Abstract

Pierre de Bérulle, founder of the Oratoire de Jésus (commonly known as the Oratoire de France), is a leading figure in the renewal of the Catholic Church in France in the first half of the seventeenth century. He is generally regarded as the founder of the French School of Spirituality (École française de spiritualité), though this term has been much criticised in recent years. He is often described as a ‘reformer’ of the Church in France, but this is a half-truth which obscures his real originality; he certainly shared the aims of those striving to create a clergy which would be better educated, more morally upright and more pastorally sensitive and zealous; but above all else he was concerned with the spiritual renewal of the clergy and with the Church in France generally. Lastly, he has often been accused of wishing to create chiefly, if not exclusively, a spirituality of the priesthood and to work for the ‘sanctification’ of the clergy.
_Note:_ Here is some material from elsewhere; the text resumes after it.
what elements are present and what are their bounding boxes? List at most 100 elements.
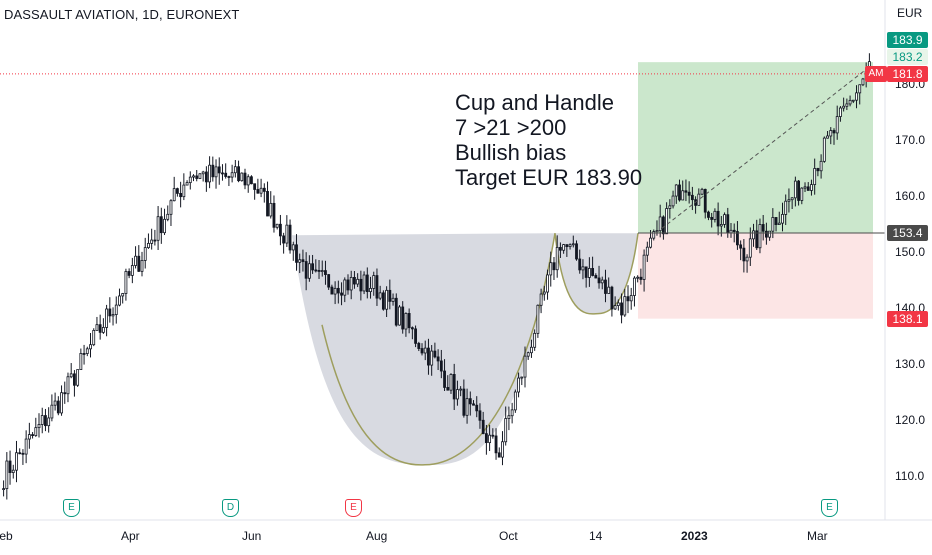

But his work and ideas must be seen here in a broader perspective, for Bérulle and his disciples shared with St Francis de Sales the aim, expressed in his Introduction à la vie devote (1608), of creating and promoting a spirituality available to all Christians. This article examines his conception of the Oratory, which he intended to be an intermediary between the religious orders and the secular clergy, his spiritual theology, what I have called his ‘spiritual pedagogy’, and his influence in France and elsewhere.